A veces me costaba un poco seguir los razonamientos básicos de las herejías. Para los católicos como yo y para los ortodoxos, Jesús era Dios y hombre al mismo tiempo de forma indisoluble, pero para los monofisitas como mi marido, Jesús era sólo Dios, sin cuerpo terrenal y para los diofisitas era Dios y hombre de una manera totalmente separada. Y, ¡oh, sorpresa!, todos cristianos de pura raza. Increíble.

—El tercer y último papel del joyero de María —dijo Abby volviendo a la historia— es una carta escrita en noviembre de 1271 por el mismo Tedaldo Visconti del que hablábamos antes. Tedaldo solicita a la Khatun de Persia que reciba en su corte de Tabriz a unos enviados papales que pasarán por allí en algún momento del siguiente año, 1272. Se trata, le dice, de una familia de mercaderes venecianos, los Polo, que viajan a la corte de Kublai Khan por negocios pero que, además, van en busca de los osarios desaparecidos. Hasta el nuevo Papa, recientemente elegido, habían llegado rumores que decían que los osarios habían sido regalados por Hulagu Khan a su hermano Kublai. Los Polo, que ya habían estado en la corte de Kublai años atrás…

—Ese primer viaje sólo lo hicieron los hermanos Niccolò y Maffeo Polo —especifiqué—. Marco nació poco después de su partida de Venecia.

—Así es —convino Abby—. Sólo los Polo mayores conocían a Kublai. El joven Marco Polo, que había nacido en 1254, tenía apenas diecisiete años cuando iniciaron el segundo viaje.

—Entonces, cuando Marco Polo conoce a María Paleologina en Tabriz en 1272 —reflexionó mi marido en voz alta—, tiene dieciocho años.

—Exacto.

—Por otra parte —agregó Abby—, conviene señalar que el nuevo Papa del que habla Tedaldo Visconti es, precisamente, él mismo, el propio Tedaldo Visconti, quien, estando en Tierra Santa, en Acre, como legado papal para investigar el asunto de los osarios, y sin ser sacerdote, acababa de ser elegido Papa por el cónclave.

—¿Fue elegido Papa sin ser sacerdote? —me sorprendí.

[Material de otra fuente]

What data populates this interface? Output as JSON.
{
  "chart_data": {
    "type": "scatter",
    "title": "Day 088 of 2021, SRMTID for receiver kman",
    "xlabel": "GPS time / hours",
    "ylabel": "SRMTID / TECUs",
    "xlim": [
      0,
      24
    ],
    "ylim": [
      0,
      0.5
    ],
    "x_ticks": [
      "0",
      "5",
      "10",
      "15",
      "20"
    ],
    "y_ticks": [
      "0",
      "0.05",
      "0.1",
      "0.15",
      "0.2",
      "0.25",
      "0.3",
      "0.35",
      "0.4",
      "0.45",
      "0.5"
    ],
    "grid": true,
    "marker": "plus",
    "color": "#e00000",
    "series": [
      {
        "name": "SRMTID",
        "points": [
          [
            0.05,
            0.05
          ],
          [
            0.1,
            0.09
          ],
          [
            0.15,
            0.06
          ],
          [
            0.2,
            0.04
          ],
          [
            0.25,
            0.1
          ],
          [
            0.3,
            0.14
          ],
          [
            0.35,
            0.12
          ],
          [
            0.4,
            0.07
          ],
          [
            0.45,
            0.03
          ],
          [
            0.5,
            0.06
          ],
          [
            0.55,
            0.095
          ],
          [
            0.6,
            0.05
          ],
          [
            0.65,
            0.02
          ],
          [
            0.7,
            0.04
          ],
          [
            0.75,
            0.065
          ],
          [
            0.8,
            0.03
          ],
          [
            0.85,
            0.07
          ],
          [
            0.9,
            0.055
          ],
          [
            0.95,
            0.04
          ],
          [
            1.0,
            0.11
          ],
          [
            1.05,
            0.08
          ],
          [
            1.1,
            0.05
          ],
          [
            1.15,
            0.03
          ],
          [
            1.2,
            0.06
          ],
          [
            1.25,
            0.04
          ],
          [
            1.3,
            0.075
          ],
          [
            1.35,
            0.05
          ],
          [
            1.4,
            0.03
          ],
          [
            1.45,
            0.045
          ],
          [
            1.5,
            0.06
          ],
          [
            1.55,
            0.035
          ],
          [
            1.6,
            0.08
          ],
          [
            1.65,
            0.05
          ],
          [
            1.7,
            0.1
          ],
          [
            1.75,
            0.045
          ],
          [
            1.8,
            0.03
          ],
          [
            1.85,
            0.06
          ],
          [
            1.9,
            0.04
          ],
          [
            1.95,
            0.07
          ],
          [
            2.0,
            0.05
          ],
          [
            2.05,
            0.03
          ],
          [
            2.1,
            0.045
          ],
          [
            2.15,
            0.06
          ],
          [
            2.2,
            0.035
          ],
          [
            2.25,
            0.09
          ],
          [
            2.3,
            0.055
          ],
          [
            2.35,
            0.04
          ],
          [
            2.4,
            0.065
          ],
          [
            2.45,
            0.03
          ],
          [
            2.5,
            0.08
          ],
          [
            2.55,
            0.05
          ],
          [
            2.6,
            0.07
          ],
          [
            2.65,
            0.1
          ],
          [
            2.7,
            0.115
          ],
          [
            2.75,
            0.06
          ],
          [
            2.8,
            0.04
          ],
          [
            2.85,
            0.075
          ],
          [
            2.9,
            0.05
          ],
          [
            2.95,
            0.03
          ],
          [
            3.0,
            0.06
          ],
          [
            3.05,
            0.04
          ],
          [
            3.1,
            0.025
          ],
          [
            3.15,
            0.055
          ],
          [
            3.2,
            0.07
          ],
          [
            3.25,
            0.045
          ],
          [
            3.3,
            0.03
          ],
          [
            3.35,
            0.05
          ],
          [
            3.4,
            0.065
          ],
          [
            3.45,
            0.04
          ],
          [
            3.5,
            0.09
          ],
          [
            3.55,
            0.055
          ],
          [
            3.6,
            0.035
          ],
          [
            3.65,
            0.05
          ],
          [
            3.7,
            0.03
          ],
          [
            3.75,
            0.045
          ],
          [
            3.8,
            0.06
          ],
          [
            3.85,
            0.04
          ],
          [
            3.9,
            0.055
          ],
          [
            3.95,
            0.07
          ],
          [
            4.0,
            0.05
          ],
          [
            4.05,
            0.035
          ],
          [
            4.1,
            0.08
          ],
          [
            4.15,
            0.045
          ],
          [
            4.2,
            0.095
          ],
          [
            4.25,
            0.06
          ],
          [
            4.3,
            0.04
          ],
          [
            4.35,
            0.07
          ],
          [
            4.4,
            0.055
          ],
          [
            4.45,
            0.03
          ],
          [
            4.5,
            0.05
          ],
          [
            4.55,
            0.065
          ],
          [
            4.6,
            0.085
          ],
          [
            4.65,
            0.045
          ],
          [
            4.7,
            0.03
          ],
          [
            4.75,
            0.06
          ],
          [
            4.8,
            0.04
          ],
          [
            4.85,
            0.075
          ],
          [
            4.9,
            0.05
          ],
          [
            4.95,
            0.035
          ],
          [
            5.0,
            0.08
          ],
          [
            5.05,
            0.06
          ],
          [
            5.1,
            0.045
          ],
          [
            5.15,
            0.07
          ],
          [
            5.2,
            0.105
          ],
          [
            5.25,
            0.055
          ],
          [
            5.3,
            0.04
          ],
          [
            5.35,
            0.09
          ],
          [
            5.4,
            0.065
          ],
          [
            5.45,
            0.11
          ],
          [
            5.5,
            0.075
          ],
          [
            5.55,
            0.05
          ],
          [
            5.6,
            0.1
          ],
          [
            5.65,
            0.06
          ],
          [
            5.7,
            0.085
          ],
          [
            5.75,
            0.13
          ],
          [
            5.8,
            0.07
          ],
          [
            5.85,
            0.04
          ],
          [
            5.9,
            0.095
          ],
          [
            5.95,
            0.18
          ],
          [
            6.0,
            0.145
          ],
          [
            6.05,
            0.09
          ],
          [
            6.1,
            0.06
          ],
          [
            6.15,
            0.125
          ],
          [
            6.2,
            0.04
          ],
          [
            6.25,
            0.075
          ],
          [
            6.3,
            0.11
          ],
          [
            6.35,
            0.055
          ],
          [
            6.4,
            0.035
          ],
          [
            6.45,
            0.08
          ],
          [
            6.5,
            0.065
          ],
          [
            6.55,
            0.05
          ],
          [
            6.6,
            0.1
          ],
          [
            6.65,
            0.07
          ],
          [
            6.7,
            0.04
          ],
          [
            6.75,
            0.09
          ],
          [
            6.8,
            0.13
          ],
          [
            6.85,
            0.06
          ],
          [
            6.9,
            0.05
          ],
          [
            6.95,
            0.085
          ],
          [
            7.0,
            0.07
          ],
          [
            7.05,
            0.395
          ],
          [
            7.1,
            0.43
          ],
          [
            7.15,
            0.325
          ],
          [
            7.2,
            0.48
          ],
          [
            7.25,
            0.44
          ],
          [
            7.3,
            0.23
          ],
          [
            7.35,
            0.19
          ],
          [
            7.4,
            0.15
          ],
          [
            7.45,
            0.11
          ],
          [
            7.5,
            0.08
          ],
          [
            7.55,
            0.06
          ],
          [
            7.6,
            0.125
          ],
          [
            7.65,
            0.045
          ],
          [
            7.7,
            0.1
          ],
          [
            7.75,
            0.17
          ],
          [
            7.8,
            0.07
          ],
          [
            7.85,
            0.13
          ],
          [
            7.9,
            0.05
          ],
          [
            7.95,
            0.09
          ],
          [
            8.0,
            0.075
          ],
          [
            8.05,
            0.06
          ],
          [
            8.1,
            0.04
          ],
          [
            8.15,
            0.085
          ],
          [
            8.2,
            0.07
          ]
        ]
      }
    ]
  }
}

—Sí, Gregorio X —me confirmó Abby—. Pero, tranquila, fue ordenado en Roma antes de ser proclamado. Para entonces nuestros viajeros, los Polo, ya debían de encontrarse en Tabriz con la Khatun. Pero además del hecho de que el nuevo papa fuera Tedaldo, el mismo a quien Clemente IV había encargado encontrar y destruir los osarios, se dio también la circunstancia de que era amigo personal de Niccolò y Maffeo, a quienes había conocido en Acre cuando regresaban de su primer viaje a la corte de Kublai. Todo esto está perfectamente detallado en el Libro de las maravillas de Marco Polo, en los primeros doce capítulos. Tedaldo Visconti sabía que conocían personalmente al Gran Khan y que le habían prometido volver. Y él, por su parte, había descubierto, no sabemos cómo, que Hulagu le había regalado los osarios a su hermano, aunque estando en Tierra Santa tanto tiempo era lógico que conociera todos los rumores. ¿Qué mejores agentes iba a poder encontrar en aquella época para mandar a China? ¿Cuánta gente iba a China en el siglo XIII? El viaje de los Polo era real pero, de paso, como buenos y piadosos católicos, aceptaron el encargo de su amigo Gregorio X.

—Farag preguntaba antes —recordó Becky— a qué fueron los Polo a China. Ya tienes la respuesta, Farag.

—Pero, cuando pasaron por Tabriz en 1272 —comenté yo—, la Khatun tuvo que informarles de que los osarios no habían sido regalados a Kublai, que habían sido robados por manos desconocidas en 1261.

—Lo extraño —comentó misteriosamente el viejo Jake— es que María no informara del robo al archidiácono Visconti cuando esté le escribió en 1268 pidiéndole que buscara información sobre los osarios. Si lo hubiera hecho, Tedaldo no habría necesitado enviar a los Polo.

—¿Y por qué Marco Polo —inquirió Farag— le escribe tres cartas a María desde China?

Los tres Simonson sonrieron con más o menos pesar en el rostro.

—Bueno, eso es lo que Ottavia tiene que averiguar —sentenció Becky.

Cinco pares de ojos se volvieron a mirarme.